I don't even have much for myself, except for a sad line of thoughts that I keep feeding myself. No, not all of my days are this way. Somedays, even now, I see a silver-lining of a better version of my myself. Sometimes I still catch myself off-guard to possibilities, to hope and to a home of mine. But, in the very next moment it seems impossible, like I am in a trench and dreaming of beach without knowing how to swim at all. What if I actually am the spiral that my life is?
This is a self-loathing post. I know you would say I should not indulge in this but go and actually do some work. "Try to have a good time". I know. It is all like the many theory lessons I have had from childhood, and you know, I have excelled in most of them. I fail at practicality. I perhaps shall fail in life as well. Something tells me to not be afraid of failing, but my emotions range from numbness to crippling anxiety. I think I might just be the underground man, not so much of a thinker but almost full of that same indecisiveness, lack of any sense of self-worth, the jealously, the meaningless planning, the irritability, that loneliness, the world is watching me and I am doing it all wrong and the deep down acknowledgement that I am perhaps evil.

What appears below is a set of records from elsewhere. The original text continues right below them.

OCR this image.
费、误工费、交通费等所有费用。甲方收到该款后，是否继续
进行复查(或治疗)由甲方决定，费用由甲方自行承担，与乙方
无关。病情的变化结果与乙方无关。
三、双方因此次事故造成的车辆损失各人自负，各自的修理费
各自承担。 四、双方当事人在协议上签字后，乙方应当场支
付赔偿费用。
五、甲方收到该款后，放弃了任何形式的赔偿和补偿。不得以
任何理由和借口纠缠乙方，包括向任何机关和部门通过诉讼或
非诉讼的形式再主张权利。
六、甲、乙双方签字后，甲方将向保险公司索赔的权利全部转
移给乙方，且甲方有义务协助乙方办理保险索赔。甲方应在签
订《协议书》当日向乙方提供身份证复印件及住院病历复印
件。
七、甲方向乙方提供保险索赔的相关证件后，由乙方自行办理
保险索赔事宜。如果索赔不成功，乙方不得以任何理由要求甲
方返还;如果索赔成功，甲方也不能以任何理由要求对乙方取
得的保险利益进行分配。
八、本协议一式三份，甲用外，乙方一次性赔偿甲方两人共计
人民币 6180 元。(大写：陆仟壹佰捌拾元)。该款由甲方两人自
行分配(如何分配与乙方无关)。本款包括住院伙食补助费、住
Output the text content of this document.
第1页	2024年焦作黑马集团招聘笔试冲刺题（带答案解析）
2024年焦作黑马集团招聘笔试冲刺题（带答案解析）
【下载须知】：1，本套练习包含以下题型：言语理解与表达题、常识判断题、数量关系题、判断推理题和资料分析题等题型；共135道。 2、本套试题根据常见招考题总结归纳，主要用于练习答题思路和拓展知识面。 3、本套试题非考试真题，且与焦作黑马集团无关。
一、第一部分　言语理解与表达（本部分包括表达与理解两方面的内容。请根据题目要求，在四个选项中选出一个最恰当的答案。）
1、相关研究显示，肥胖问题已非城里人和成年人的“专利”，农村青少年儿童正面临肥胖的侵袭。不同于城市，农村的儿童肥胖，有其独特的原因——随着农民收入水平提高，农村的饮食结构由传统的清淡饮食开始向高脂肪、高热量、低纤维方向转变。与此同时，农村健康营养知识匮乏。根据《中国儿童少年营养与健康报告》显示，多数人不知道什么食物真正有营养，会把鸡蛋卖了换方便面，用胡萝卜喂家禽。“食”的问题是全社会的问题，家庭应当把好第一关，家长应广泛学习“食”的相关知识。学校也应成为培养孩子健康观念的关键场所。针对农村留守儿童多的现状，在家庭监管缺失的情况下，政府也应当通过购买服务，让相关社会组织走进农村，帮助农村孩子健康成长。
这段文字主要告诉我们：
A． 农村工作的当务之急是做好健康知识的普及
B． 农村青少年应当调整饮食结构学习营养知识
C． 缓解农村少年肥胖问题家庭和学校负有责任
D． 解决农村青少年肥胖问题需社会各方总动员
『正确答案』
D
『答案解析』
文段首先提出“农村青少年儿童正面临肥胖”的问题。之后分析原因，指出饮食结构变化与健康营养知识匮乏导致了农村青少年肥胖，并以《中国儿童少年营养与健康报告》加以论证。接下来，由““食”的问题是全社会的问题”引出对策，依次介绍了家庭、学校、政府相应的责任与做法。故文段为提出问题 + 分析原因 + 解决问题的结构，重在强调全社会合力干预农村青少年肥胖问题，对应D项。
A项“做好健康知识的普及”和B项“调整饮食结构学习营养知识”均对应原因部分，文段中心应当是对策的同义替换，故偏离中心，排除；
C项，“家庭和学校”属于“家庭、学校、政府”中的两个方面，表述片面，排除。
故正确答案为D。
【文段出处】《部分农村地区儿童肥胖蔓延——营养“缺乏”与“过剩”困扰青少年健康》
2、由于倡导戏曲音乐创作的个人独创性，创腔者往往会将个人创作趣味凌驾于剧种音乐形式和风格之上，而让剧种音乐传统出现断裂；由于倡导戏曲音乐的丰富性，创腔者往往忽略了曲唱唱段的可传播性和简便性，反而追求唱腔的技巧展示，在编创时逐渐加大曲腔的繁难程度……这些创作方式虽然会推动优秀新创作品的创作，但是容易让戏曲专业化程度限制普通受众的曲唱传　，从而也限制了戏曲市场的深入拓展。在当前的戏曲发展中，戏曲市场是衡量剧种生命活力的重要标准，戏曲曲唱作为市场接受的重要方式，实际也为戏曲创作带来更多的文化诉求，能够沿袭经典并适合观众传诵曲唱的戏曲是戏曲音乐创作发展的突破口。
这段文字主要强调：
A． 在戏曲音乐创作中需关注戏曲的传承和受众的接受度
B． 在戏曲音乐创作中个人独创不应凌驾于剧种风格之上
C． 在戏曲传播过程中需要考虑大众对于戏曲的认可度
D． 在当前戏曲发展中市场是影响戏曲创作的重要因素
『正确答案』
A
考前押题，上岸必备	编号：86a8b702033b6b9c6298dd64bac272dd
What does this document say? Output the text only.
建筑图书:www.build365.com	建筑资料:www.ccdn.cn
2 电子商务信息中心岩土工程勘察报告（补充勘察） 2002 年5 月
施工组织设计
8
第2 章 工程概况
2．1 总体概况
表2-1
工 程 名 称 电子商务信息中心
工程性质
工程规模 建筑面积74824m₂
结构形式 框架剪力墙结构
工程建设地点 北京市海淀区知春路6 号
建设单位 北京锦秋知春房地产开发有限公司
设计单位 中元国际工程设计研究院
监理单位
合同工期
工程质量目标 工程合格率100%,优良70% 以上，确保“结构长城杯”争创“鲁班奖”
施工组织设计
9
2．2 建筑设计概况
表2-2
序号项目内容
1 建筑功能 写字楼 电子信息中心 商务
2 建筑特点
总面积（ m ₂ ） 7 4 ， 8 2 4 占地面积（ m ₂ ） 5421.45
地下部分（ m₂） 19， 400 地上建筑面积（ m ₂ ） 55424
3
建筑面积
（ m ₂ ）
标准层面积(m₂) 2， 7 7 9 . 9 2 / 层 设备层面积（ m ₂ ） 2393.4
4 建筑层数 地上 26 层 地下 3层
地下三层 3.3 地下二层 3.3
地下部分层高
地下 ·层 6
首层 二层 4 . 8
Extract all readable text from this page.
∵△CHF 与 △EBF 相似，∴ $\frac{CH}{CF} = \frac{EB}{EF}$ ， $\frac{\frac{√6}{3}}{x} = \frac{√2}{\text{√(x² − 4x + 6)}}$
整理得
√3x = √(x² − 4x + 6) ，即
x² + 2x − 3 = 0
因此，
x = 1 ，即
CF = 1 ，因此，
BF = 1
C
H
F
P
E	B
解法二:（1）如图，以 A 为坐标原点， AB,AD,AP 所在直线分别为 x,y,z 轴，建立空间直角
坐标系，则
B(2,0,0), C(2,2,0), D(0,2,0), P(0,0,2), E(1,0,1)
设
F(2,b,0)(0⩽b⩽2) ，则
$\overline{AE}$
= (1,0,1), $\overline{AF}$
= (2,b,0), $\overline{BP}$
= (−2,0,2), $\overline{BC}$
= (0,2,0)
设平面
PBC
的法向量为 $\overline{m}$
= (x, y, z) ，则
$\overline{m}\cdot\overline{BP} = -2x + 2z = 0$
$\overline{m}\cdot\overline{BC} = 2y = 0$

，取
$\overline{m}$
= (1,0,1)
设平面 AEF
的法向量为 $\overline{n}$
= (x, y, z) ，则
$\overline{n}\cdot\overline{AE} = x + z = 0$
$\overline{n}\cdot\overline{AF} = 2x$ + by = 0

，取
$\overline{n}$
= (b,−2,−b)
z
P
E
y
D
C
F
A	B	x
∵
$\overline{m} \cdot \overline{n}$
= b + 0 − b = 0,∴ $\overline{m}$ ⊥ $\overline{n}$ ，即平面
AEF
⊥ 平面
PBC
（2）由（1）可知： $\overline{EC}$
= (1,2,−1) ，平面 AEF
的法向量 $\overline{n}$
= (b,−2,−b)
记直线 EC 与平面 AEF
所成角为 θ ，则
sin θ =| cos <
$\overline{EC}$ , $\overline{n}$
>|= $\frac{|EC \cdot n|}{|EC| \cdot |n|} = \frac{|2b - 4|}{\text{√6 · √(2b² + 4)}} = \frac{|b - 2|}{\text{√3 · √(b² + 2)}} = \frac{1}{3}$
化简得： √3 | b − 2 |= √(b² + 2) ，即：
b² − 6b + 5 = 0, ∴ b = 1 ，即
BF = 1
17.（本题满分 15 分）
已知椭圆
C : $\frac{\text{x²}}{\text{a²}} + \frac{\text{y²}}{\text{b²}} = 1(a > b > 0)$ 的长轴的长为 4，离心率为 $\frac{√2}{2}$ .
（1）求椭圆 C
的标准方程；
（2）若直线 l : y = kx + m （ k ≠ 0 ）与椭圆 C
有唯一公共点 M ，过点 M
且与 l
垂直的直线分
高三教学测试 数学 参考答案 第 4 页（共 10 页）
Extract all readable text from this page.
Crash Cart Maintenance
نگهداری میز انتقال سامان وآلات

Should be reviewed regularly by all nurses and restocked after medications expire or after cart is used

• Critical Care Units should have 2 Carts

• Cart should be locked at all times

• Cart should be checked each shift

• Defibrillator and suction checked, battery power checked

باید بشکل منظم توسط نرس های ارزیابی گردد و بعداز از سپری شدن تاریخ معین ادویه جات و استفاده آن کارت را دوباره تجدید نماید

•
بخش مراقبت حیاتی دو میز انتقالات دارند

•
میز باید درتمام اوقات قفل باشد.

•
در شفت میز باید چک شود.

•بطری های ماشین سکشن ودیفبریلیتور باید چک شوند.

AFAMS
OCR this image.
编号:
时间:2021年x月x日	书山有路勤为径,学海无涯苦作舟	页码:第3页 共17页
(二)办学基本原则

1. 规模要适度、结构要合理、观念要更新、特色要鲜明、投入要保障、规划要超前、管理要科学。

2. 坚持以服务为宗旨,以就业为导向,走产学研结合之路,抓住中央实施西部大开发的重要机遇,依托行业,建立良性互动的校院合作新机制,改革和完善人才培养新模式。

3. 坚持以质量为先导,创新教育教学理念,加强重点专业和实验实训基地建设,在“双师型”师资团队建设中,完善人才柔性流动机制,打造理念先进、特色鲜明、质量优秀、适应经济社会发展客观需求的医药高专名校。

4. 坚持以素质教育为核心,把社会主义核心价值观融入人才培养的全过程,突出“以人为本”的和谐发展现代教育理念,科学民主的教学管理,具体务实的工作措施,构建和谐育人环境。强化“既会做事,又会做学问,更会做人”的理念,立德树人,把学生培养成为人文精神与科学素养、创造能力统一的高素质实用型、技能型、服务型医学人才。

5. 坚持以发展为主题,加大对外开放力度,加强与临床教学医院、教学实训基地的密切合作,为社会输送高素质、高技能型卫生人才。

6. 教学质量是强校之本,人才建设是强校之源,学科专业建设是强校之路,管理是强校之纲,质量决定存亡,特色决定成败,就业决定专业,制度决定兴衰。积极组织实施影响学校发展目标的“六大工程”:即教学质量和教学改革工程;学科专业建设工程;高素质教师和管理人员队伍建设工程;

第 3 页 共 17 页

Sometimes, it all feels like that. And the river flows above you, yet you barely survive this time too. Clinging to something, anything, yet the hope is not going. Why the fuck are the feelings still there? Are those the feelings that I think them to be or are they just imaginations again?
I recently read and told my friend, that, at times there are no answers while at others it is not the right time and we are not the right people they are to be revealed to. I want to accept it, and not hold anyone accountable. I want to be at peace with myself however life is and whatever it turns out to be. But, all of these are mere words. Truth is It is so shity at times, that I waste it all. Every time something bad happens, I try to think of it as the very end of everything, the end of how I am. Yet, I am still breathing. At times I question why was I not good enough for even one effort? But, what is there to gain from all these, the begging, the misfortune..
.. distractions of all kind..
So, this is where I would like to stop writing. I started writing this around 1/2 pm and now its about to be 6pm, and I don't know what I said, what I am saying and how to move ahead from here. There are chaos and this inability to segregate myself from the intrusive thoughts. So, this is where I am gonna be for some more time, if not always. Maybe one day I will understand and be okay.